Haïti : 6 938 décès en 2024, selon le rapport de l’ORDEDH sur les violations des droits humains
L’année 2024 a été marquée par une recrudescence alarmante des violences en Haïti. Les gangs armés, les groupes d’autodéfense, ainsi que les opérations policières ont semé la terreur à travers le pays. Selon le rapport de l’Ordre des Défenseurs des Droits Humains (ORDEDH), la situation des droits humains s’est encore détériorée, avec un nombre croissant de victimes, qu’il s’agisse d’homicides, de blessures ou d’enlèvements. Ce bilan tragique révèle les conséquences dramatiques de la violence systémique à l’échelle nationale.
D’après les données recueillies, 2024 a été une année tragique pour Haïti, avec un nombre choquant de personnes tuées et blessées. En tout, 6 938 personnes ont perdu la vie à cause des gangs armés, la majorité étant des hommes (78%). Ce chiffre comprend également les femmes (17%) et les enfants (5%), mettant en lumière l’ampleur de la violence qui frappe indiscriminément toutes les catégories de la population.
Par ailleurs, 2 034 personnes ont été tuées par arme blanche et 172 autres ont perdu la vie lors d’opérations policières. Il est également alarmant de constater que 271 personnes ont été exécutées sommairement, souvent par des groupes d’autodéfense ou dans le cadre de règlements de comptes. En outre, 730 décès ont été causés par des actes de carbonisation ou des incendies, une forme de violence brutale et déshumanisante.
Les blessés ne sont pas en reste : 1 648 personnes ont été gravement blessées par les violences des gangs et des groupes d’autodéfense, et les actions de la police. Ces victimes, dans leur grande majorité des hommes, subissent des blessures physiques qui marqueront leur existence à jamais.
Les enlèvements ont atteint des niveaux inquiétants, avec 1 515 personnes enlevées durant l’année. Ce phénomène n’est pas sans lien avec la violence généralisée et la crise sécuritaire qui frappe le pays. En parallèle, la traite des personnes, notamment des enfants, a également augmenté, ces derniers étant utilisés comme éclaireurs ou soldats par les gangs. Cette réalité dévastatrice a été largement documentée par les acteurs locaux qui dénoncent l’exploitation grandissante de la jeunesse haïtienne par les réseaux criminels.
Parallèlement à la montée de la violence, le système judiciaire haïtien subit également des transformations inquiétantes. Des changements dans les hautes sphères de la justice ont eu lieu, avec de nouvelles nominations, notamment au ministère de la Justice et de la Sécurité publique, au Conseil supérieur du pouvoir judiciaire et au Protecteur du citoyen. Toutefois, ces changements ne semblent pas avoir amélioré la situation, et la population continue de faire face à des violations systématiques des droits humains.
Un autre aspect préoccupant de la situation est la perte de contrôle de nombreux quartiers par l’État. Des zones entières dans des villes comme Port-au-Prince, Delmas, Carrefour et Martissant, sont désormais sous l’emprise des gangs. Ces derniers exploitent ces territoires en y établissant des postes péages, une source de revenu lucratif pour eux, mais une lourde perte pour les finances publiques et la sécurité nationale. La Police Nationale d’Haïti, malgré ses efforts, ne parvient pas à reprendre ces territoires, ce qui exacerbe la crise de sécurité.

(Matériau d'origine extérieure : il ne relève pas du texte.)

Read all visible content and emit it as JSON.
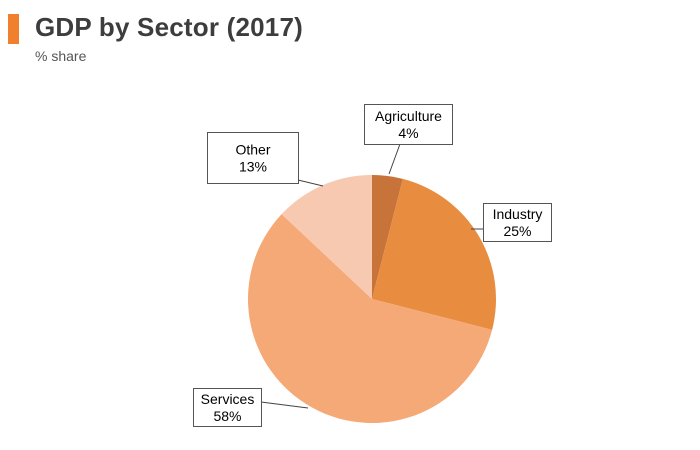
{
  "header": {
    "title": "GDP by Sector (2017)",
    "subtitle": "% share",
    "accent_color": "#f07f2e"
  },
  "chart_data": {
    "type": "pie",
    "title": "GDP by Sector (2017)",
    "subtitle": "% share",
    "unit": "%",
    "slices": [
      {
        "label": "Agriculture",
        "value": 4,
        "display": "4%",
        "color": "#c8733a"
      },
      {
        "label": "Industry",
        "value": 25,
        "display": "25%",
        "color": "#e88c40"
      },
      {
        "label": "Services",
        "value": 58,
        "display": "58%",
        "color": "#f5a977"
      },
      {
        "label": "Other",
        "value": 13,
        "display": "13%",
        "color": "#f8c9b1"
      }
    ]
  }
}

Face à cette situation dramatique, les autorités et les organisations des droits humains sont appelées à une prise de conscience urgente. L’ORDEDH, à travers son rapport, met en lumière l’urgence d’une action concrète. Le peuple haïtien, épuisé par des années de violence, attend des solutions efficaces.
La population est appelée à ne pas se résigner et à lutter sans relâche contre la violence et la violation de ses droits. Il est impératif que des mesures soient prises pour assurer la sécurité et restaurer l’état de droit, tout en mettant en place des stratégies de prévention adaptées à la réalité haïtienne.

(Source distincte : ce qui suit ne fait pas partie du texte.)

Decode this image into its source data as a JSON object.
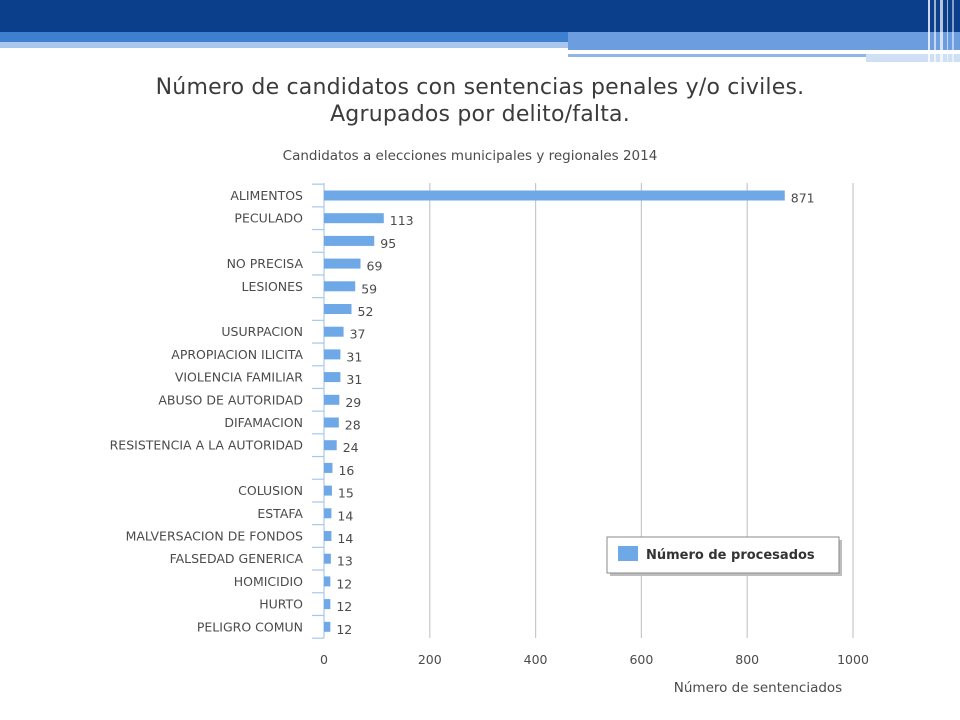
{
  "slide": {
    "title_line1": "Número de candidatos con sentencias penales y/o civiles.",
    "title_line2": "Agrupados por delito/falta."
  },
  "colors": {
    "header_dark": "#0b3f8c",
    "header_light": "#3f7fd0",
    "bar": "#6fa8e6",
    "grid": "#c8c8c8",
    "axis_ticks": "#a9c7ec",
    "text": "#4b4b4b"
  },
  "chart_data": {
    "type": "bar",
    "orientation": "horizontal",
    "title": "Candidatos a elecciones municipales y regionales 2014",
    "xlabel": "Número de sentenciados",
    "ylabel": "",
    "xlim": [
      0,
      1000
    ],
    "xticks": [
      "0",
      "200",
      "400",
      "600",
      "800",
      "1000"
    ],
    "grid": true,
    "legend": {
      "position": "bottom-right",
      "entries": [
        "Número de procesados"
      ]
    },
    "categories": [
      "ALIMENTOS",
      "PECULADO",
      "",
      "NO PRECISA",
      "LESIONES",
      "",
      "USURPACION",
      "APROPIACION ILICITA",
      "VIOLENCIA FAMILIAR",
      "ABUSO DE AUTORIDAD",
      "DIFAMACION",
      "RESISTENCIA A LA AUTORIDAD",
      "",
      "COLUSION",
      "ESTAFA",
      "MALVERSACION DE FONDOS",
      "FALSEDAD GENERICA",
      "HOMICIDIO",
      "HURTO",
      "PELIGRO COMUN"
    ],
    "series": [
      {
        "name": "Número de procesados",
        "values": [
          871,
          113,
          95,
          69,
          59,
          52,
          37,
          31,
          31,
          29,
          28,
          24,
          16,
          15,
          14,
          14,
          13,
          12,
          12,
          12
        ]
      }
    ]
  }
}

En définitive, Haïti traverse une période sombre, marquée par des violences inouïes, des violations des droits humains et une incapacité de l’État à garantir la sécurité de ses citoyens. La situation est d’autant plus dramatique que la violence provient de multiples sources, notamment les gangs, les groupes d’autodéfense, les opérations policières et les autorités de la justice.

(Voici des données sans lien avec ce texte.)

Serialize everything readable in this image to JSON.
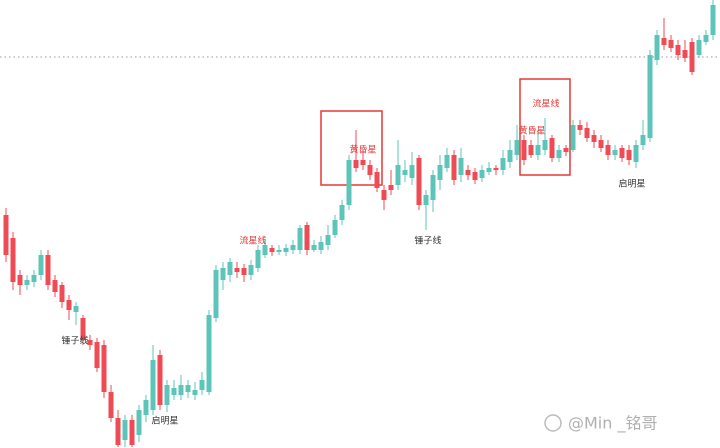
{
  "chart_data": {
    "type": "candlestick",
    "ylim": [
      0,
      448
    ],
    "up_color": "#5cc4b8",
    "down_color": "#ef4b55",
    "hline": 391,
    "open": [
      233,
      210,
      173,
      163,
      166,
      173,
      193,
      168,
      163,
      148,
      136,
      130,
      108,
      106,
      103,
      56,
      30,
      8,
      28,
      13,
      33,
      38,
      93,
      43,
      53,
      53,
      56,
      53,
      58,
      56,
      130,
      168,
      173,
      180,
      180,
      173,
      180,
      193,
      200,
      196,
      196,
      198,
      198,
      223,
      198,
      198,
      203,
      213,
      228,
      243,
      288,
      288,
      283,
      276,
      258,
      263,
      263,
      273,
      270,
      290,
      243,
      248,
      268,
      280,
      293,
      273,
      278,
      276,
      270,
      276,
      280,
      278,
      286,
      293,
      308,
      303,
      293,
      298,
      310,
      290,
      300,
      298,
      323,
      320,
      313,
      308,
      303,
      293,
      300,
      298,
      286,
      303,
      310,
      388,
      410,
      408,
      403,
      398,
      406,
      393,
      406,
      413
    ],
    "close": [
      193,
      166,
      163,
      168,
      173,
      193,
      163,
      156,
      146,
      138,
      142,
      108,
      103,
      80,
      56,
      30,
      3,
      28,
      3,
      38,
      48,
      88,
      43,
      63,
      60,
      63,
      63,
      58,
      68,
      133,
      178,
      180,
      186,
      176,
      173,
      183,
      198,
      203,
      196,
      198,
      200,
      203,
      220,
      198,
      203,
      206,
      213,
      228,
      243,
      288,
      280,
      283,
      273,
      260,
      248,
      258,
      283,
      278,
      283,
      243,
      253,
      273,
      283,
      293,
      268,
      290,
      273,
      268,
      278,
      280,
      278,
      290,
      298,
      308,
      288,
      293,
      303,
      308,
      290,
      298,
      296,
      323,
      318,
      310,
      306,
      300,
      293,
      298,
      290,
      288,
      303,
      313,
      393,
      413,
      403,
      400,
      393,
      390,
      376,
      408,
      413,
      443
    ],
    "high": [
      240,
      216,
      178,
      173,
      178,
      198,
      198,
      173,
      166,
      153,
      146,
      133,
      113,
      110,
      108,
      63,
      38,
      33,
      33,
      43,
      53,
      103,
      98,
      68,
      68,
      73,
      68,
      66,
      76,
      138,
      183,
      186,
      190,
      186,
      184,
      188,
      203,
      208,
      203,
      203,
      204,
      208,
      223,
      226,
      208,
      212,
      223,
      233,
      248,
      293,
      318,
      298,
      288,
      280,
      263,
      278,
      308,
      288,
      296,
      293,
      258,
      278,
      293,
      300,
      298,
      300,
      283,
      280,
      283,
      286,
      283,
      298,
      308,
      323,
      313,
      308,
      318,
      330,
      313,
      303,
      303,
      328,
      328,
      326,
      318,
      313,
      308,
      303,
      303,
      303,
      308,
      328,
      398,
      418,
      430,
      413,
      408,
      408,
      410,
      413,
      418,
      448
    ],
    "low": [
      186,
      158,
      153,
      158,
      161,
      168,
      158,
      151,
      140,
      128,
      123,
      103,
      98,
      76,
      50,
      26,
      1,
      1,
      1,
      6,
      26,
      33,
      38,
      36,
      48,
      48,
      50,
      48,
      53,
      53,
      126,
      158,
      166,
      170,
      166,
      168,
      176,
      190,
      192,
      193,
      192,
      194,
      194,
      193,
      196,
      194,
      198,
      210,
      223,
      238,
      276,
      278,
      268,
      256,
      238,
      253,
      258,
      266,
      263,
      238,
      218,
      236,
      258,
      276,
      263,
      266,
      268,
      264,
      266,
      273,
      273,
      273,
      280,
      288,
      283,
      290,
      288,
      293,
      286,
      286,
      292,
      296,
      313,
      306,
      300,
      296,
      288,
      288,
      286,
      283,
      280,
      298,
      306,
      383,
      398,
      396,
      388,
      386,
      373,
      390,
      403,
      408
    ],
    "annotations": [
      "锤子线",
      "启明星",
      "流星线",
      "黄昏星",
      "锤子线",
      "流星线",
      "黄昏星",
      "启明星"
    ],
    "watermark": "@Min _铭哥"
  }
}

Le pays est dans un cercle vicieux, où les droits fondamentaux sont violés quotidiennement. Cependant, l’espoir demeure. Avec la mobilisation des acteurs sociaux, des organisations de défense des droits humains et de la communauté internationale, il est possible d’imaginer un avenir plus sûr pour Haïti, où la paix et la justice régneraient enfin.